I had been dreading the day for a long time, so I can’t say I was surprised when I called myself into my office. I sat down with a sinking feeling. “Close the door,” I told myself. I got up and shut it quietly.

“You’re probably wondering why I called you in here.” Actually, I didn’t. Business had slowed to a crawl. Clients took forever to pay invoices. Cash flow had turned into cash dribble. “I’m afraid I have to let you go.”

“But I’ve been here 30 years,” I stammered.

“Yes, but you haven’t been on time since 1994. And don’t blame traffic this time – you’re working out of your spare bedroom.”

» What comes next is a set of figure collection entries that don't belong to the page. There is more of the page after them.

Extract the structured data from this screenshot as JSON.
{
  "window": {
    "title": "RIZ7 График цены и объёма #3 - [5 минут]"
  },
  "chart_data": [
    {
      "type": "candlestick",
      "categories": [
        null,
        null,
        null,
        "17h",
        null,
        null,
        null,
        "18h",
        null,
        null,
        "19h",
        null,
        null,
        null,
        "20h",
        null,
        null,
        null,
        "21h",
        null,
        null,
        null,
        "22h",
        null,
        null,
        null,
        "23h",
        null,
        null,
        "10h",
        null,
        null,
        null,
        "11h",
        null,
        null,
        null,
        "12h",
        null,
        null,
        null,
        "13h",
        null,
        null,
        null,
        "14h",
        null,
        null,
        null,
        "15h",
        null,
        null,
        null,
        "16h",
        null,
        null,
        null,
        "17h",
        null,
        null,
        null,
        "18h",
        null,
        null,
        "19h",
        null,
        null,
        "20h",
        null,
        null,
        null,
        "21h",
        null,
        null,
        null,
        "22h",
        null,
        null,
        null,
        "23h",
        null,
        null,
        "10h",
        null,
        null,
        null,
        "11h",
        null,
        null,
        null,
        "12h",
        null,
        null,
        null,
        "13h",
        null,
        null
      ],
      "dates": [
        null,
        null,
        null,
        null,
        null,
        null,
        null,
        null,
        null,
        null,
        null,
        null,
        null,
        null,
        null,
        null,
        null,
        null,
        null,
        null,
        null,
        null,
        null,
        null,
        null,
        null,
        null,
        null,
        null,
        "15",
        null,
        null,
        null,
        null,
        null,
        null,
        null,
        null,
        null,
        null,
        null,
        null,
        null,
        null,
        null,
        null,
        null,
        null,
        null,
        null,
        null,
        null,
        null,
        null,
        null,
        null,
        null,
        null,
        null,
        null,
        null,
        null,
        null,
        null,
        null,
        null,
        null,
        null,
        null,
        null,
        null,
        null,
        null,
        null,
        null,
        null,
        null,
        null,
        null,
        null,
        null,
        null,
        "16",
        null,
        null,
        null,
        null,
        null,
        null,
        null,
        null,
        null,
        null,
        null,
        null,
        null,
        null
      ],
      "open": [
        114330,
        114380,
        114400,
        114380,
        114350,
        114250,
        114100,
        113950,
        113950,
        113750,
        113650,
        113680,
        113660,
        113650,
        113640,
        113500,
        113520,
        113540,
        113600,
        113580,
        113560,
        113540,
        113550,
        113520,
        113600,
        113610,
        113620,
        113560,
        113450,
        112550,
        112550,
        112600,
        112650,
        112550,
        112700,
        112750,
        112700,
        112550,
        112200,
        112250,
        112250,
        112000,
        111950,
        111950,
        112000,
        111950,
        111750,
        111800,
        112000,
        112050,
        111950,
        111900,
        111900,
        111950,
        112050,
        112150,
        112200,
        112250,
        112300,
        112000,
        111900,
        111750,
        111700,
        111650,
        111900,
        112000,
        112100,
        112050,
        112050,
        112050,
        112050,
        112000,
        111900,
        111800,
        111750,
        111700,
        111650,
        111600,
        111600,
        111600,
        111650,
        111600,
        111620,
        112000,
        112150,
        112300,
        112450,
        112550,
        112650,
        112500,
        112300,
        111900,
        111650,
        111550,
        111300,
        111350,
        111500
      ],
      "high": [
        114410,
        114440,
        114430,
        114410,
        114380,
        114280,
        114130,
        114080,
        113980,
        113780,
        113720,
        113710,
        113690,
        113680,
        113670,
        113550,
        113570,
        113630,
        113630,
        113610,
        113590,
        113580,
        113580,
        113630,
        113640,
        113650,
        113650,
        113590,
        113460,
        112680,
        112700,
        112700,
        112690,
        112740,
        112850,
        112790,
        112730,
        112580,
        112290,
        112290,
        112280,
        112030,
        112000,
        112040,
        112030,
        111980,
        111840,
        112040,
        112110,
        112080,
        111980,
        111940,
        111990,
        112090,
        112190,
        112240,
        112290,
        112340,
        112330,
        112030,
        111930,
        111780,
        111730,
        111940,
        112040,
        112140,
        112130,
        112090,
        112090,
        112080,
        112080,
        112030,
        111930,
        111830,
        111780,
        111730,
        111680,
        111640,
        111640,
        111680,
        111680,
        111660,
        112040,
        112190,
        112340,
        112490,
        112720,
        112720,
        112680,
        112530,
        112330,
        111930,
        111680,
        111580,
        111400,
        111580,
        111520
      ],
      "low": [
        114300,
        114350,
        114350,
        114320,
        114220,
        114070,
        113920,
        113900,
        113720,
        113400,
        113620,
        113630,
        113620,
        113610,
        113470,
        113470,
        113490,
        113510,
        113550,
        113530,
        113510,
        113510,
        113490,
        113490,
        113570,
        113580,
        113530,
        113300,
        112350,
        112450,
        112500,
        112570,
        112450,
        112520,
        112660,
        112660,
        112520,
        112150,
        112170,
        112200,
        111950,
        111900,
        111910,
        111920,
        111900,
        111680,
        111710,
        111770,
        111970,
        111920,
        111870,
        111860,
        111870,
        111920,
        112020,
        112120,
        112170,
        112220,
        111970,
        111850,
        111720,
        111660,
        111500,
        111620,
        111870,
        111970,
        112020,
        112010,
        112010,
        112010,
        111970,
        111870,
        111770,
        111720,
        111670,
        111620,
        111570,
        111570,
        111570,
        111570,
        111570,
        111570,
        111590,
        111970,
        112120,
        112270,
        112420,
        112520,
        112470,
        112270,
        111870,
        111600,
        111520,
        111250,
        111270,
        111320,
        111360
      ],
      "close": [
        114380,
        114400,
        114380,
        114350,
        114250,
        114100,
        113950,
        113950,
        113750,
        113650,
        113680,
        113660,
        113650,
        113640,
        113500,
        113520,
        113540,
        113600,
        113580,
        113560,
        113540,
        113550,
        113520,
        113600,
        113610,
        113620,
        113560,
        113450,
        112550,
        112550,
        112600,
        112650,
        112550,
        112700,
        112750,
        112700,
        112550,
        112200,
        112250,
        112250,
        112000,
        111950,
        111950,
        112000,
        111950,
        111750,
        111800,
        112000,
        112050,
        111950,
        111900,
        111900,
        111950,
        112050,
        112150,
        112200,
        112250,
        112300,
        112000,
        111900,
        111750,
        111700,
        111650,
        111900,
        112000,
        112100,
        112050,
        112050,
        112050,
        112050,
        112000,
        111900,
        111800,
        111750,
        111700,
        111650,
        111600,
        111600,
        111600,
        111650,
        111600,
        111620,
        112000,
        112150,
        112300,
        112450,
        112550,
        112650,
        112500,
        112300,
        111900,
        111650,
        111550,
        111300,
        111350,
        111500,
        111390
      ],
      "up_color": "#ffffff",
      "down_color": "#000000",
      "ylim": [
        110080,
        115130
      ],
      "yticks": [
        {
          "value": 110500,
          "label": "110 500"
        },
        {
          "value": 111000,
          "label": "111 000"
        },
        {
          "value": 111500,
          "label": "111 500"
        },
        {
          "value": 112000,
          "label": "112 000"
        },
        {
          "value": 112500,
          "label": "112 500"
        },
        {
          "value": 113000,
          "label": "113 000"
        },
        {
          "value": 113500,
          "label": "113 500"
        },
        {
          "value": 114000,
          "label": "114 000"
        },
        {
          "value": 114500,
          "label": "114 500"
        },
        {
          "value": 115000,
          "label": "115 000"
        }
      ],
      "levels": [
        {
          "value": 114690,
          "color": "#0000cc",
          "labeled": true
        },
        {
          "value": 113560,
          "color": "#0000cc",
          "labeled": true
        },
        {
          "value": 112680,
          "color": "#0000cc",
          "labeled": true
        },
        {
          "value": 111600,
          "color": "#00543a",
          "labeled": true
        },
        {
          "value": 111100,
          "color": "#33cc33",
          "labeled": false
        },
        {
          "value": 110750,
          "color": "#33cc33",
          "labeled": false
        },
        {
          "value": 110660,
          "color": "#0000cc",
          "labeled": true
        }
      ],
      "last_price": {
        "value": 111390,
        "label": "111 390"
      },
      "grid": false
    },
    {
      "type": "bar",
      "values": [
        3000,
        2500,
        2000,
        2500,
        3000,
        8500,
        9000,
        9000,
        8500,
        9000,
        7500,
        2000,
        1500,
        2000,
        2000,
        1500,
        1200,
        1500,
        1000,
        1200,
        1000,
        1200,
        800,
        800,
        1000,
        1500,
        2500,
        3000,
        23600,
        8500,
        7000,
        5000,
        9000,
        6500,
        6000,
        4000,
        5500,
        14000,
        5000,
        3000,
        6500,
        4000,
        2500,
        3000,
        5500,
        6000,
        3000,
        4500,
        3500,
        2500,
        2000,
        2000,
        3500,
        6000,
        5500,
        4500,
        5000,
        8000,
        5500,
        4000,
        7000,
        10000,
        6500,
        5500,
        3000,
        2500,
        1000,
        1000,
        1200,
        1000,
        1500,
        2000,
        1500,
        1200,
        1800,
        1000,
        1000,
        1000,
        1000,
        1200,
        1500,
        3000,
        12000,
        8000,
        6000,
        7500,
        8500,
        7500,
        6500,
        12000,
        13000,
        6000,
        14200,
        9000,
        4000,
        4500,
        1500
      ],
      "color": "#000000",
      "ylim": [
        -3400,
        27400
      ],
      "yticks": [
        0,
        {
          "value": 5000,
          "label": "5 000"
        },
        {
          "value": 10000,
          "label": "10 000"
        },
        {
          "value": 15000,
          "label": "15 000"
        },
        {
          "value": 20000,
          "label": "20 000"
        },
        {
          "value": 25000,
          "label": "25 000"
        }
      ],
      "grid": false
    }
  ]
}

I put my head in my hands. “What am I going to tell my wife?”

“I don’t think she’ll be shocked. She catches you napping at two in the afternoon.”

“I don’t understand – why now?”

“Well, I got a letter from the State of Illinois. It said that the company’s unemployment insurance was fully reinstated. So I asked the lady who sent the letter if I could fire myself and collect unemployment. She said that if I dissolved my corporation, I would be eligible for benefits.”

“Oh, so that’s it. You’re finally realizing your lifelong dream of lying around, living off the government.”

“Hey, I’ve never taken a dime – well except for the census. My legs are still sore from that.”

“Not so fast. I’m pretty sure you have to pay half of my benefits.”

“Really?” I sounded flustered. “I’ll check with the unemployment office.”

I called the state office and listened to a long recording. I couldn’t reach a human and was instead referred to a website. Unable to find an answer online, I drove to the office in Maywood. There was a sign warning I would need my Social Security card. I hadn’t seen that little blue square in years. I don’t understand why the government considers it a key form of identification. When it was my turn, the clerk wouldn’t answer my question without the card.

I went back to the office and started filling a box with my belongings. My Swingline stapler, Rolodex and magnifying glass – it was heartbreaking. My wife said she would disconnect the fax line.

I took one last stab at saving my job. “Hey, you can’t work and collect unemployment. What if the unemployment people come across one of your columns?”

“I didn’t think of that. They’d find it hard to believe that someone paid me for doing it. But you’re right. It could be a red flag.”

“OK,” I said to myself. “I’ll give you one more chance. But is there any way you could start getting here by 9?”

That would cut into my bath time, but it beat paying me half my salary to stay home.